Valterapia is an open flame treatment that uses a candle that “cauterizes the hair, leaving behind a passage of nutrients to its interior, removes split ends and the impermeability of the hair caused by brushing and other chemicals,” according to Laces and Hair’s website, an upscale salon in Sao Paulo. At Laces and Hair, the hair procedure takes about two hours, and can be done every three months. However, SPA Dios, another salon in Sao Paulo, says the treatment lasts three-and-a-half hours, and is recommended every four months.
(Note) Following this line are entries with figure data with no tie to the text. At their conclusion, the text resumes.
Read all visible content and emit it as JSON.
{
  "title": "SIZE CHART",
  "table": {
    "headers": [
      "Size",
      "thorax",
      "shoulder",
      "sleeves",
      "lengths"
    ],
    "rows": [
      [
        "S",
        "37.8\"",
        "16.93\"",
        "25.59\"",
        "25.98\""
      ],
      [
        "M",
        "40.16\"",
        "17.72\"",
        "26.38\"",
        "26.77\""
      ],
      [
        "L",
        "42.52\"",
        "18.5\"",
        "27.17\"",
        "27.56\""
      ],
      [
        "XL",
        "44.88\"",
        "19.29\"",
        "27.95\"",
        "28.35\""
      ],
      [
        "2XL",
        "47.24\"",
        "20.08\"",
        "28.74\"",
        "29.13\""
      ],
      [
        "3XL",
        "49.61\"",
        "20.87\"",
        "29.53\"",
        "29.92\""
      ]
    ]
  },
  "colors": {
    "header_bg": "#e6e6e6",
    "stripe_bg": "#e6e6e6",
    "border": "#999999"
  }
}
Here's how it works: Professional hairstylists first separate the hair into small sections, twist it using their fingers, and then put it under a flame. The burning causes the split ends to stick out, which the stylist then proceeds to trim, and then deep conditions the rest of the hair. The open flame is supposed to open up the hair follicle, making it more receptive to nutrients, and therefore, make the deep conditioning treatment more effecting, according to Elle.com.
Fans of this Brazilian treatment include Victoria’s Secret runway model Barbara Fialho, who recently shared with Fashionista that she keeps her hair shiny and healthy by having it held over a lit candle when she goes back to Brazil. Fialho does not do a lot of the traditional chemical treatments because of all the chemicals her hair is already put through at work. “If I did [straightening treatments] I would lose all my hair! They’re very strong,” she told Fashionista. Fialho visits Laces and Hair to do her signature velaterapia procedure. Other women that go for treatments include Alessandra Ambrosio and Isabeli Fontana.
If holding a burning candle to your hair still leaves you skeptical, beauty editor at Vogue Brazil and founder of the popular Dia de Beauté blog, Victoria Ceridono, can vouch for the effectiveness of velaterapia. Ceridono, who also frequents Laces, said they do “embroidery” therapy where they cut only split ends throughout all the hair length. “You don't get shorter hair, but if you touch the treated side it feels so much smoother and healthier!” she said to Fashionista.
It is not clear how much the treatment costs, but one thing that we do know is that it isn’t cheap. According to Euromonitor International, Brazilian women spent almost $9 billion on hair care in 2013, after all they are the second-biggest market for hair care in the world, after the U.S. Alongside the popular straightening treatments, the average Brazilian woman goes to the salon once a month to retouch their roots, and twice a month to hydrate. The reason behind this, said Maria Clara Povia, the beauty director at Marie Claire Brazil, “They color and straighten so much, so they have to go to the salon for deep conditioning.”
While we’re often warned about hot implements like hair dryers, and straighteners that can potentially lead to long term hair damage, how can holding a candle to our hair be any different? Perhaps there is a bold and daring group that will set their hair on fire to attain the Victoria’s Secret runway bombshell look, but remember, whatever you do, do not try this at home.